Les consommateurs bafoués disposent d'un arsenal de moyens traditionnels pour faire valoir leurs droits: ombudsman, tribunaux, organismes réglementaires, etc.

Mais les délais peuvent être longs, les frais élevés, les résultats incertains. De plus en plus de consommateurs préfèrent laver leur linge sage en public, en se plaignant aux médias, sur Internet... ou carrément sur l'autoroute.

La semaine dernière, une cliente d'Intact a stationné une immense semi-remorque sur son terrain aux abords de l'autoroute 20, à Saint-Mathieu-de-Beloeil. En gros caractères, il y est écrit: «Incendie en 2008 Intact Assurance refuse de payer».

La propriétaire de l'immeuble de locaux industriels raconte qu'un feu dans le panneau électrique d'un de ses locataires a causé des dommages de 900 000$.

Mais Intact ne veut pas l'indemniser, arguant que le locataire a utilisé le local pour des activités illégales. L'assureur juge que la réaction de l'assuré est désolante. Mais pour l'instant, il n'a pas l'intention d'intervenir malgré l'atteinte portée à sa marque de commerce.

La vengeance est douce...

Avec l'autoroute de l'information, tout le monde peut se plaindre en public. Internet a décuplé la puissance du bouche à oreilles.

«Avant on pouvait rejoindre une dizaine de personnes. Aujourd'hui, on peut en rejoindre des centaines, voire des milliers. Le tort causé est très grand», dit M. Grégoire.
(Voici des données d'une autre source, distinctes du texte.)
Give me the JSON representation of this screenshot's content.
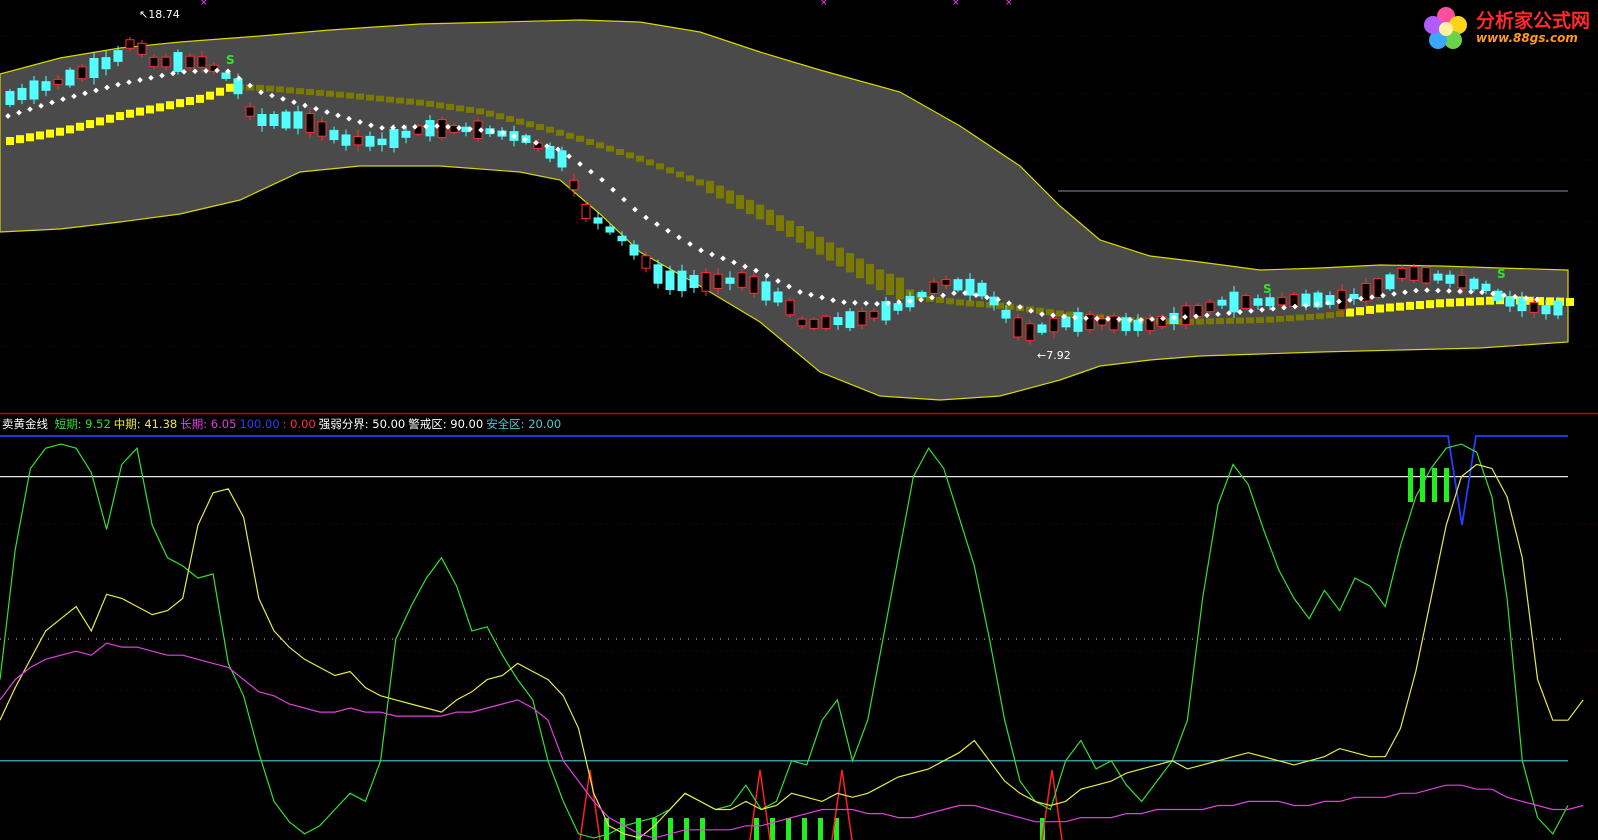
{
  "branding": {
    "name": "分析家公式网",
    "url": "www.88gs.com"
  },
  "indicator_header": {
    "name": "卖黄金线",
    "items": [
      {
        "label": "短期:",
        "value": "9.52",
        "color": "#33e033"
      },
      {
        "label": "中期:",
        "value": "41.38",
        "color": "#e8e84a"
      },
      {
        "label": "长期:",
        "value": "6.05",
        "color": "#e040e0"
      },
      {
        "label": "",
        "value": "100.00",
        "color": "#2040ff"
      },
      {
        "label": ":",
        "value": "0.00",
        "color": "#ff3030"
      },
      {
        "label": "强弱分界:",
        "value": "50.00",
        "color": "#ffffff"
      },
      {
        "label": "警戒区:",
        "value": "90.00",
        "color": "#ffffff"
      },
      {
        "label": "安全区:",
        "value": "20.00",
        "color": "#4cc8d8"
      }
    ]
  },
  "chart_data": [
    {
      "type": "candlestick",
      "annotations": {
        "high_label": "18.74",
        "low_label": "7.92",
        "signal_marks": [
          "S",
          "S",
          "S"
        ]
      },
      "colors": {
        "up": "#ff3030",
        "down": "#54ffff",
        "band": "#4a4a4a",
        "band_edge": "#d8d800",
        "trend_line": "#ffff00",
        "trend_line_dim": "#7a7a00",
        "dots": "#ffffff"
      },
      "note": "price panel: candles inside a volatility band with a dotted trailing stop and a stepped yellow trend line"
    },
    {
      "type": "line",
      "ylim": [
        0,
        100
      ],
      "levels": [
        {
          "name": "强弱分界",
          "value": 50
        },
        {
          "name": "警戒区",
          "value": 90
        },
        {
          "name": "安全区",
          "value": 20
        }
      ],
      "series": [
        {
          "name": "短期",
          "color": "#33e033",
          "values": [
            40,
            72,
            92,
            97,
            98,
            97,
            91,
            77,
            93,
            97,
            78,
            70,
            68,
            65,
            66,
            44,
            36,
            22,
            10,
            5,
            2,
            4,
            8,
            12,
            10,
            20,
            50,
            58,
            65,
            70,
            63,
            52,
            53,
            46,
            40,
            35,
            20,
            10,
            2,
            1,
            2,
            4,
            5,
            6,
            8,
            12,
            10,
            8,
            9,
            14,
            8,
            10,
            20,
            19,
            30,
            35,
            20,
            30,
            50,
            70,
            90,
            97,
            92,
            80,
            68,
            50,
            30,
            15,
            10,
            8,
            20,
            25,
            18,
            20,
            14,
            10,
            15,
            20,
            30,
            60,
            83,
            93,
            88,
            77,
            67,
            60,
            55,
            62,
            57,
            65,
            63,
            58,
            73,
            85,
            92,
            97,
            98,
            96,
            85,
            60,
            20,
            6,
            2,
            9
          ]
        },
        {
          "name": "中期",
          "color": "#e8e84a",
          "values": [
            30,
            38,
            45,
            52,
            55,
            58,
            52,
            61,
            60,
            58,
            56,
            57,
            60,
            78,
            86,
            87,
            80,
            60,
            52,
            48,
            45,
            43,
            41,
            42,
            38,
            36,
            35,
            34,
            33,
            32,
            35,
            37,
            40,
            41,
            44,
            42,
            40,
            36,
            28,
            12,
            4,
            2,
            1,
            4,
            8,
            12,
            10,
            8,
            8,
            10,
            8,
            9,
            12,
            11,
            10,
            12,
            11,
            12,
            14,
            16,
            17,
            18,
            20,
            22,
            25,
            20,
            15,
            12,
            10,
            9,
            10,
            13,
            14,
            15,
            17,
            18,
            19,
            20,
            18,
            19,
            20,
            21,
            22,
            21,
            20,
            19,
            20,
            21,
            23,
            22,
            21,
            21,
            28,
            42,
            60,
            78,
            90,
            93,
            92,
            85,
            70,
            40,
            30,
            30,
            35
          ]
        },
        {
          "name": "长期",
          "color": "#e040e0",
          "values": [
            35,
            40,
            43,
            45,
            46,
            47,
            46,
            49,
            48,
            48,
            47,
            46,
            46,
            45,
            44,
            43,
            40,
            37,
            36,
            34,
            33,
            32,
            32,
            33,
            32,
            32,
            31,
            31,
            31,
            31,
            32,
            32,
            33,
            34,
            35,
            33,
            30,
            20,
            15,
            10,
            6,
            4,
            2,
            1,
            2,
            3,
            3,
            3,
            3,
            4,
            4,
            5,
            6,
            7,
            8,
            8,
            8,
            7,
            7,
            6,
            6,
            7,
            8,
            9,
            9,
            8,
            7,
            6,
            5,
            5,
            5,
            6,
            6,
            6,
            7,
            7,
            8,
            8,
            8,
            8,
            9,
            9,
            10,
            10,
            10,
            9,
            9,
            10,
            10,
            11,
            11,
            11,
            12,
            12,
            13,
            14,
            14,
            13,
            13,
            11,
            10,
            9,
            8,
            8,
            9
          ]
        }
      ]
    }
  ]
}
Par exemple, l'humoriste Jean-François Mercier, alias le Gros Cave, a fait une vidéo pour dénoncer Bell qui ne lui avait toujours pas envoyé pas sa remise postale de 100$, malgré des heures de démarches. Plus de 913 000 personnes l'ont visionné depuis 2007. Un impact considérable.

Mais il n'y a pas que les vedettes qui ont de l'impact en déballant leur problème sur Internet. Beaucoup d'internautes vont sur les sites de plaintes pour faire avancer leur cause.

Certains cherchent à obtenir gain de cause avec des sites comme consumeraffairs.com qui les aident à faire valoir leurs droits. D'autres veulent surtout se venger, avec des sites comme ripoffreport.com où ils dénoncent les pratiques abusives.

Parmi les gens qui adoptent une stratégie de réparation, 40% obtiennent une résolution après six semaines. La moitié sont satisfaits de leur démarche, mais le niveau de satisfaction frôle 80% pour ceux qui ont réglé leur problème, démontrent les études de M. Grégoire.

Étrangement, le niveau de satisfaction des gens qui souhaitaient surtout se venger est plus élevé, même si leur stratégie est deux fois moins efficace. Les trois quarts sont satisfaits même si leur plainte n'est pas résolue. Parmi les 18% qui obtiennent une solution, le taux de satisfaction dépasse 80%.

«Les gens qui tombent dans un mode vengeance ont moins de succès, constate M. Grégoire. Mais ils sont très satisfaits d'avoir puni la firme et d'avoir alerté les autres consommateurs.»